I have an added complexity of having changed the SSH port on Spark 2 so that I could access it remotely, separate to Spark 1, but I have been able to supply the port number to mpirun in order to overcome that where needed.

I tested unsetting the if_include variable completely and then got a different result: Running the command on Spark 1 resulted in it saying it had identified a potential PID on Spark 2 but couldn’t sync. When I ran top on Spark 2, I could see the named PID was consuming 100% cpu. When I killed that task, Spark 1 detected it and stopped it’s own processing.

So there is a connection of sorts - but not proper syncing.

I am not in the same physical location as the units, so I can’t easily change the connector cable. My colleague tells me that the cable is connecting the devices such at the two sockets that are closest to each other on the devices are connected. Could it be that one of the sockets needs to be swapped on one unit?

Any other ideas?

Thanks

The error is not that NCCL is broken. It’s Open MPI saying: “You told me to only use interface enp1s0f0np0, but on one of the nodes that interface is effectively not usable / not present in the way I expect.” Your ibdev2netdev output shows the cable is plugged into port 1 on Spark 1 and port 0 on Spark 2, that means cross-cabled. The NVIDIA docs + NVIDIA engineer comments all assume the cable connects the same physical port on both Sparks, so the same interface name is “up” on both boxes. Once you see that, all the weirdness suddenly makes sense.
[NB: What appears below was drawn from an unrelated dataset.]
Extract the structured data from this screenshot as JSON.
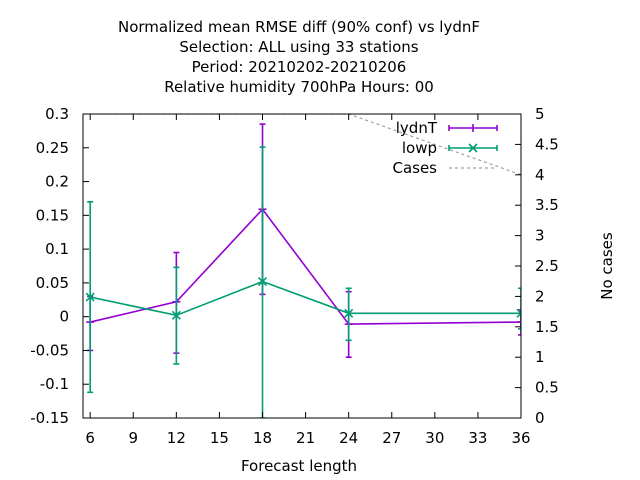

The simplest correction is to fix the physical cabling. Connect inner cage to inner cage or outer with outer.
Then run ibdev2netdev again on both systems.

If you really can’t touch the cable right now you can hack around the cross-cabling, but it’s ugly:

You would need different env vars per node

On Spark 1: MN_IF_NAME=enp1s0f1np1
On Spark 2: MN_IF_NAME=enp1s0f0np0

And you’d have to avoid btl_tcp_if_include in a way that enforces the same value on both nodes (because mpirun -x propagates one value everywhere)

But honestly, given that the official docs, NVIDIA engineers comments, and community posts all assume same-slot cabling, the clean fix is to swap the cable so that both Sparks use the same physical port, then follow the standard playbook.

2 Likes

Aha, that’s great info thanks. I had only seen the playbook pages that are on the topic of linking 2 sparks and I do not recall those pages mentioning specific physical ports have to be used in the correct pairing. The cable/port has been changed and now the NCCL test passes with a speed of 22.93GB/s.

As far as I am aware, that is around 92% of theoretical max speed for these ConnectX-7 ports, so I’ll tick this test as passed and move on to the next step of the journey.

Thanks so much for your help.

Glad to help @ura6, the speed looks good!
Also check @eugr comment below (NCCL For 2 Sparks Setup - Errors? - #7 by eugr) on how to improve speed a little bit and fix latency to get the most out of your cluster.

1 Like

The playbook is incomplete, and if you set the variables the same way when using it for real workloads, you will lose a lot on latency, because it will be using Ethernet instead of Infiniband.

To get the most, you need to set these two in addition to the ones you already set:

export NCCL_IB_HCA=rocep1s0f1,roceP2p1s0f1
export NCCL_IB_DISABLE=0

Use BOTH roceXXX devices that show as UP in ibdev2netdev. You will see NCCL test speeds increase to ~24 GB/s, but most importantly, the latency will be way down, and you will see real improvements in real workflows (e.g. VLLM, torch distributed, etc).

EDIT: to make sure it uses Infiniband, you can set export NCCL_DEBUG=INFO and read the logs.

3 Likes

Oh, that’s great info - thanks a lot - bookmarked.

This topic was automatically closed 14 days after the last reply. New replies are no longer allowed.